Спасение Л. Г. находит, по крайней мере в доперестроечной жизни, в дружбе с удивительно интересными людьми, такими как поэты Бродский, Уфлянд, Ерёмин, замечательно описанный им (жаль, что книга не вошла в этот сборник) Сергей Чудаков, художники Целков, Кубасов, в любовных приключениях.
В медитациях, в которых он убедительно описывает свои прошлые жизни, твёрдо веря в реинкарнацию. И самое интересное, что он встречает в жизни людей, которых он знал в самых разных ипостасях в тех, прошлых жизнях!
В реставрации старых икон, в сочинении стихов, которые он имел наглость писать, имея в приятелях таких поэтов, как Бродский и Рейн, в живописи, наконец, которая стала для него отдушиной и ещё одним средством самовыражения.
В увлечении мировоззрениями тибетских монахов, в любви к сыну, в занятиях румынским, английским, китайским и другими языками, в напряжённо-внимательном изучении мира и мировой культуры, от которой страна была отрезана для подавляющего большинства советских граждан железным занавесом.
В написании «в стол» без надежды на опубликование литературных произведений (одно из которых было выкрадено у него чекистами, что имело неприятные для автора последствия).
И от всего этого стремления убежать и невозможности побега – неврозы, болезни, бессонницы, отчаяние, едва ли не переходящее в суицид.
Но в финале – перестройка, которая открыла для него мир, возможность путешествовать, увидеть старых друзей – от Бродского до Романа Каплана, честно зарабатывать деньги, публиковать свои книги, выставлять и продавать свои картины, и, наконец, жена Ольга, давшая ему тот мир и покой, которого ему так не хватало.
Но если вернуться к стилистике текстов романов в этой книге, то я не могу не отметить, что занятия поэзией обеспечили ему прекрасный ритмический рисунок текста, а занятия живописью – глубокую и впечатляющую образность выписанных характеров.

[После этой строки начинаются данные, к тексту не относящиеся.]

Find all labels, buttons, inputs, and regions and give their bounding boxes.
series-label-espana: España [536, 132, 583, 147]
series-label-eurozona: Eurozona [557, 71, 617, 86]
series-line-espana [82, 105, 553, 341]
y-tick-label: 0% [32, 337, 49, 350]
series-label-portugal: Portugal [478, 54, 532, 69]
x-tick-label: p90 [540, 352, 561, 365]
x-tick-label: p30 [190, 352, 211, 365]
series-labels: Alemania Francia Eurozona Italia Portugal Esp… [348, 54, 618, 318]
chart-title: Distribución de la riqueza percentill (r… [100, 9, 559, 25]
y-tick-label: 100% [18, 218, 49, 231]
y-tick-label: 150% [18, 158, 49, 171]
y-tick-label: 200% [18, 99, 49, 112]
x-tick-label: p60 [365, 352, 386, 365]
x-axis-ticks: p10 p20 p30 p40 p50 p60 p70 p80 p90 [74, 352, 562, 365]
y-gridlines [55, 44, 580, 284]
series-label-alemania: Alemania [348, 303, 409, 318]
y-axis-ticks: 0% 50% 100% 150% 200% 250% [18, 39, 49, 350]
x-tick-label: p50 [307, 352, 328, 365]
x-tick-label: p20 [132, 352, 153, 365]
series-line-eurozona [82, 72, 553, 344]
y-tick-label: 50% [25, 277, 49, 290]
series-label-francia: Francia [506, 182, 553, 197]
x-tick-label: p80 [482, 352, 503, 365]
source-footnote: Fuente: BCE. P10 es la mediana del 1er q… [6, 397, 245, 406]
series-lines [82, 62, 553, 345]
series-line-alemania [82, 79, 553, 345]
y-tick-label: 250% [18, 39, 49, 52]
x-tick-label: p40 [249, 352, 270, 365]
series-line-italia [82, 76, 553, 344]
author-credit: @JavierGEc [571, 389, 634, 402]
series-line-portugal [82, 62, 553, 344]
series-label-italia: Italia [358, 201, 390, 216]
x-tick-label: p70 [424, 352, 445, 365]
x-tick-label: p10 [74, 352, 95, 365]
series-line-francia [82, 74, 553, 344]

А врождённое чувство юмора – великолепную ироничность в описании ситуаций.
Вот только один пример (из рассказа «Тёща»). Тяжело больная тёща лежит в постели и внимает новостям по радио.
«И когда в день открытия съезда она услышала несвязную речь нашего генсека, она вдруг сорвала с себя наушники, встала с кровати, вышла – страшная, полуголая, растрёпанная, безумная – в коридор и куда-то пошла!